Advertisement

SELAMAT DATANG DI BLOG PRIBADI SAYA







Berita Terkini dari ANTARA

  • BAGAIMANA MENJADI WARTAWAN PROFESIONAL?

    BAGAIMANA MENJADI WARTAWAN PROFESIONAL?


    Banyak masyarakat pada umumnya, yang ingin menjadi wartawan. Motifnya macam-macam. Ada yang beranggapan, menjadi wartawan itu keren, bergengsi, dapat masuk ke mana-mana, bisa ketemu dengan pejabat atau artis untuk wawancara, dan sebagainya. Persepsi seperti itu sesungguhnya salah, bahkan menyesatkan.


    Profesi wartawan bukan untuk ”gagah-gagahan”. Profesi ini sangat jauh dari persepsi yang sepele seperti itu. Dunia pers, dengan demikian juga wartawan, adalah kepanjangan tangan publik, penyambung lidah rakyat, terutama rakyat yang tertindas, the silence majority. Bahkan dalam negara yang demokratis, pers merupakan the fourth estate (pilar ke empat) dari sistem demokrasi, di samping eksekutif, legislatif, yudikatif. Luar biasa, bukan?


    Untuk dapat menjalani profesi wartawan yang benar, serius, sungguh-sungguh, Anda harus memenuhi tiga hal. Bolehlah kita sebut sebagai ”trilogi jurnalisme”. Pertama, Anda harus profesional. Bukan hanya wartawan, semua profesi, jabatan, pekerjaan, sesungguhnya harus dikerjakan secara profesional. Wartawan yang profesional ialah yang memahami tugasnya, yang memiliki skill (ketrampilan), seperti melakukan reportase, wawancara, dan menulis berita atau feature yang bagus dan akurat, dengan bahasa Indonesia yang baik dan benar. Jika Anda tidak mampu menggunakan bahasa Indonesia yang baik dan benar, bisa disebut tidak profesional.

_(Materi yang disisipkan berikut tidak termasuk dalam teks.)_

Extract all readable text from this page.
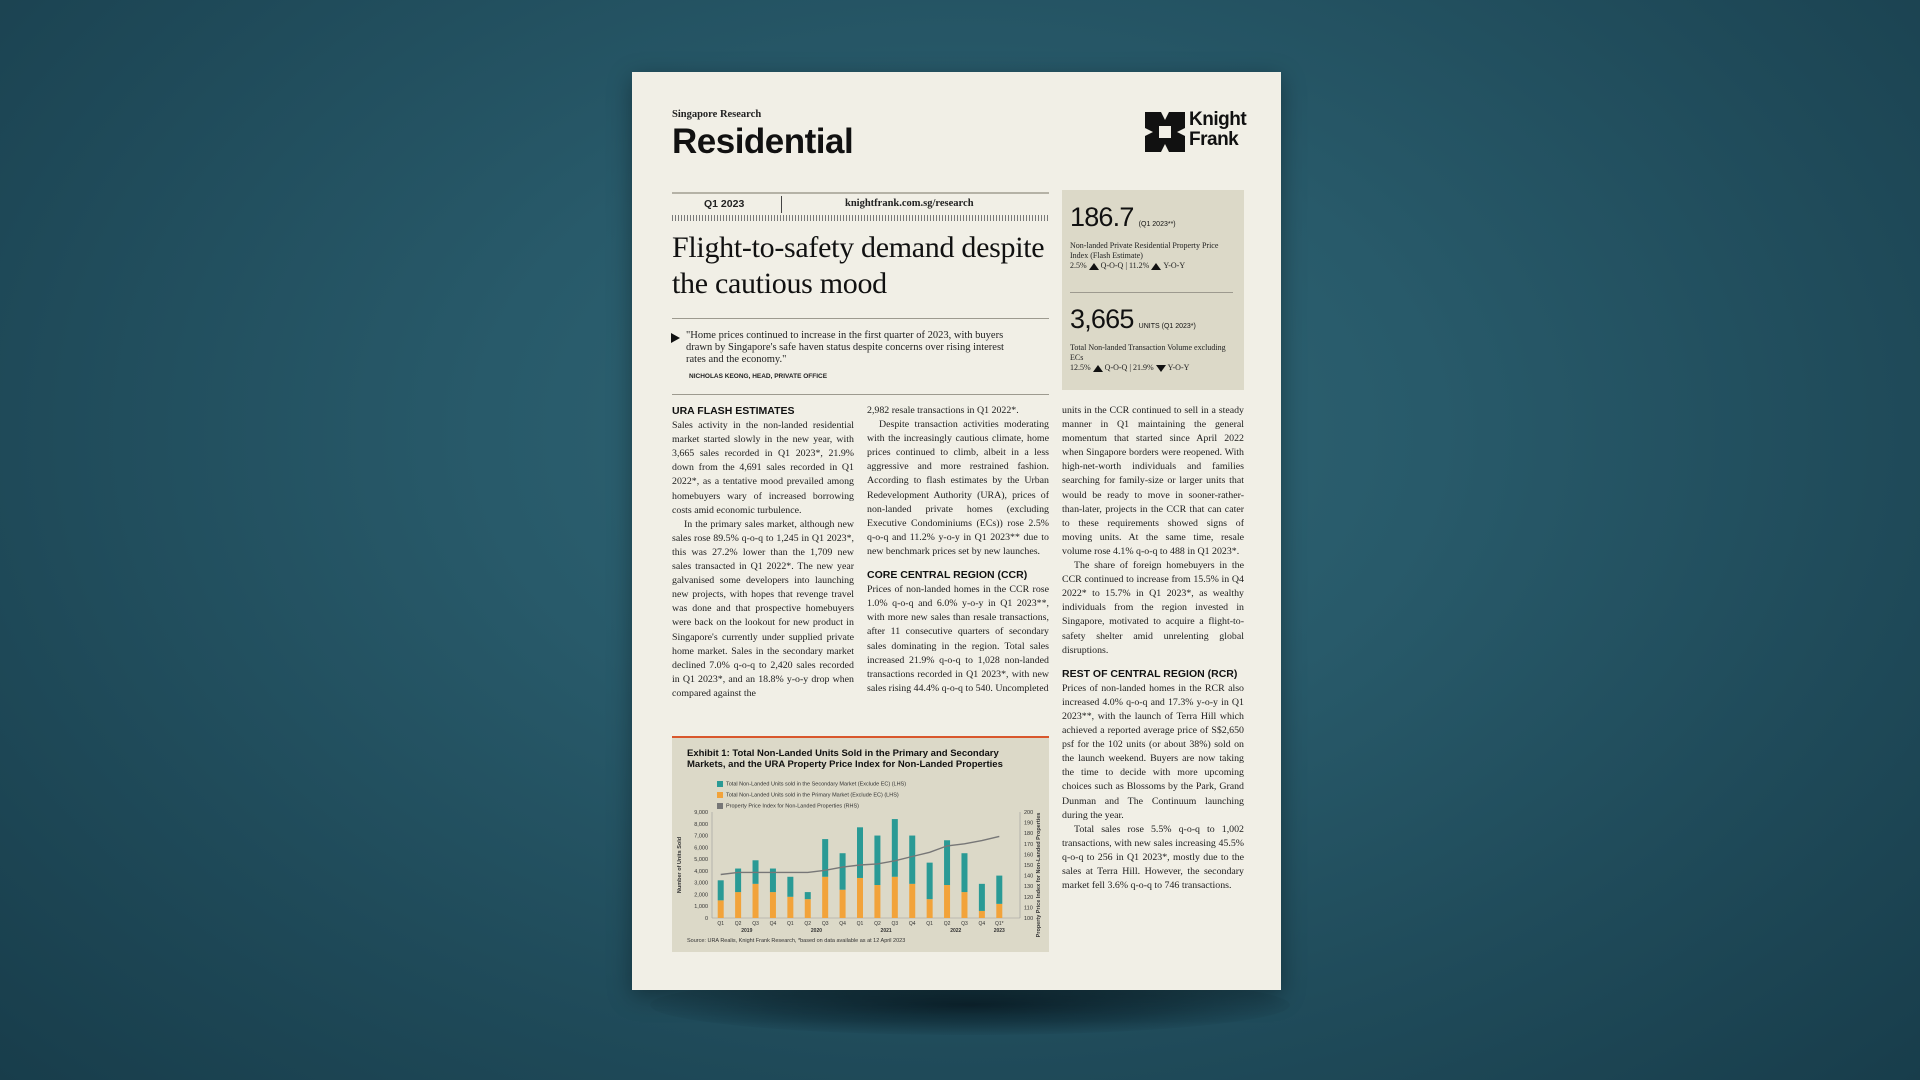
Singapore Research
Residential
Knight Frank
Q1 2023	knightfrank.com.sg/research
Flight-to-safety demand despite the cautious mood
"Home prices continued to increase in the first quarter of 2023, with buyers drawn by Singapore's safe haven status despite concerns over rising interest rates and the economy."
NICHOLAS KEONG, HEAD, PRIVATE OFFICE
186.7 (Q1 2023**)
Non-landed Private Residential Property Price Index (Flash Estimate)
2.5% Q-O-Q | 11.2% Y-O-Y
3,665 UNITS (Q1 2023*)
Total Non-landed Transaction Volume excluding ECs
12.5% Q-O-Q | 21.9% Y-O-Y
URA FLASH ESTIMATES

Sales activity in the non-landed residential market started slowly in the new year, with 3,665 sales recorded in Q1 2023*, 21.9% down from the 4,691 sales recorded in Q1 2022*, as a tentative mood prevailed among homebuyers wary of increased borrowing costs amid economic turbulence.

In the primary sales market, although new sales rose 89.5% q-o-q to 1,245 in Q1 2023*, this was 27.2% lower than the 1,709 new sales transacted in Q1 2022*. The new year galvanised some developers into launching new projects, with hopes that revenge travel was done and that prospective homebuyers were back on the lookout for new product in Singapore's currently under supplied private home market. Sales in the secondary market declined 7.0% q-o-q to 2,420 sales recorded in Q1 2023*, and an 18.8% y-o-y drop when compared against the

2,982 resale transactions in Q1 2022*.

Despite transaction activities moderating with the increasingly cautious climate, home prices continued to climb, albeit in a less aggressive and more restrained fashion. According to flash estimates by the Urban Redevelopment Authority (URA), prices of non-landed private homes (excluding Executive Condominiums (ECs)) rose 2.5% q-o-q and 11.2% y-o-y in Q1 2023** due to new benchmark prices set by new launches.

CORE CENTRAL REGION (CCR)

Prices of non-landed homes in the CCR rose 1.0% q-o-q and 6.0% y-o-y in Q1 2023**, with more new sales than resale transactions, after 11 consecutive quarters of secondary sales dominating in the region. Total sales increased 21.9% q-o-q to 1,028 non-landed transactions recorded in Q1 2023*, with new sales rising 44.4% q-o-q to 540. Uncompleted

units in the CCR continued to sell in a steady manner in Q1 maintaining the general momentum that started since April 2022 when Singapore borders were reopened. With high-net-worth individuals and families searching for family-size or larger units that would be ready to move in sooner-rather-than-later, projects in the CCR that can cater to these requirements showed signs of moving units. At the same time, resale volume rose 4.1% q-o-q to 488 in Q1 2023*.

The share of foreign homebuyers in the CCR continued to increase from 15.5% in Q4 2022* to 15.7% in Q1 2023*, as wealthy individuals from the region invested in Singapore, motivated to acquire a flight-to-safety shelter amid unrelenting global disruptions.

REST OF CENTRAL REGION (RCR)

Prices of non-landed homes in the RCR also increased 4.0% q-o-q and 17.3% y-o-y in Q1 2023**, with the launch of Terra Hill which achieved a reported average price of S$2,650 psf for the 102 units (or about 38%) sold on the launch weekend. Buyers are now taking the time to decide with more upcoming choices such as Blossoms by the Park, Grand Dunman and The Continuum launching during the year.

Total sales rose 5.5% q-o-q to 1,002 transactions, with new sales increasing 45.5% q-o-q to 256 in Q1 2023*, mostly due to the sales at Terra Hill. However, the secondary market fell 3.6% q-o-q to 746 transactions.

Exhibit 1: Total Non-Landed Units Sold in the Primary and Secondary Markets, and the URA Property Price Index for Non-Landed Properties
Total Non-Landed Units sold in the Secondary Market (Exclude EC) (LHS)
Total Non-Landed Units sold in the Primary Market (Exclude EC) (LHS)
Property Price Index for Non-Landed Properties (RHS)
9,000
8,000
7,000
6,000
5,000
4,000
3,000
2,000
1,000
0
200
190
180
170
160
150
140
130
120
110
100
Number of Units Sold	Property Price Index for Non-Landed Properties
Q1 Q2 Q3 Q4 Q1 Q2 Q3 Q4 Q1 Q2 Q3 Q4 Q1 Q2 Q3 Q4 Q1*
2019	2020	2021	2022	2023
Source: URA Realis, Knight Frank Research, *based on data available as at 12 April 2023
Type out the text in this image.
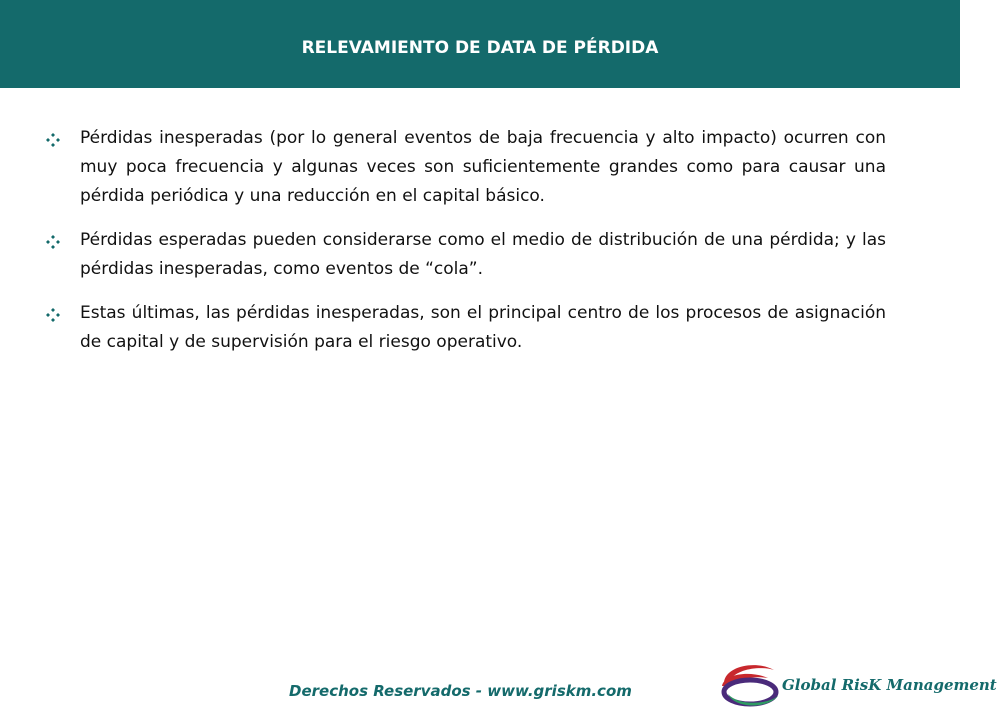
RELEVAMIENTO DE DATA DE PÉRDIDA
Pérdidas inesperadas (por lo general eventos de baja frecuencia y alto impacto) ocurren con muy poca frecuencia y algunas veces son suficientemente grandes como para causar una pérdida periódica y una reducción en el capital básico.
Pérdidas esperadas pueden considerarse como el medio de distribución de una pérdida; y las pérdidas inesperadas, como eventos de “cola”.
Estas últimas, las pérdidas inesperadas, son el principal centro de los procesos de asignación de capital y de supervisión para el riesgo operativo.
Derechos Reservados - www.griskm.com	Global RisK Management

    Tapi, profesional saja tidaklah cukup. Anda mesti mengenal apa yang disebut ”integritas,” kejujuran, dalam pengertian bahwa sebagai wartawan Anda mesti jujur (dan paham) terhadap profesi, menyadari jatidiri Anda sebagai kepanjangan tangan dari aspirasi publik, kepada siapa Anda semestinya bertanggungjawab secara moral. Profesional dan punya integritas belum lengkap jika Anda tidak memiliki sikap independen, sebagai bagian yang integral dari ”trilogi jurnalisme,” yaitu profesional, integritas dan independen, tidak berpihak, obyektif, dan hanya berpihak atau bertanggung jawab kepada publik.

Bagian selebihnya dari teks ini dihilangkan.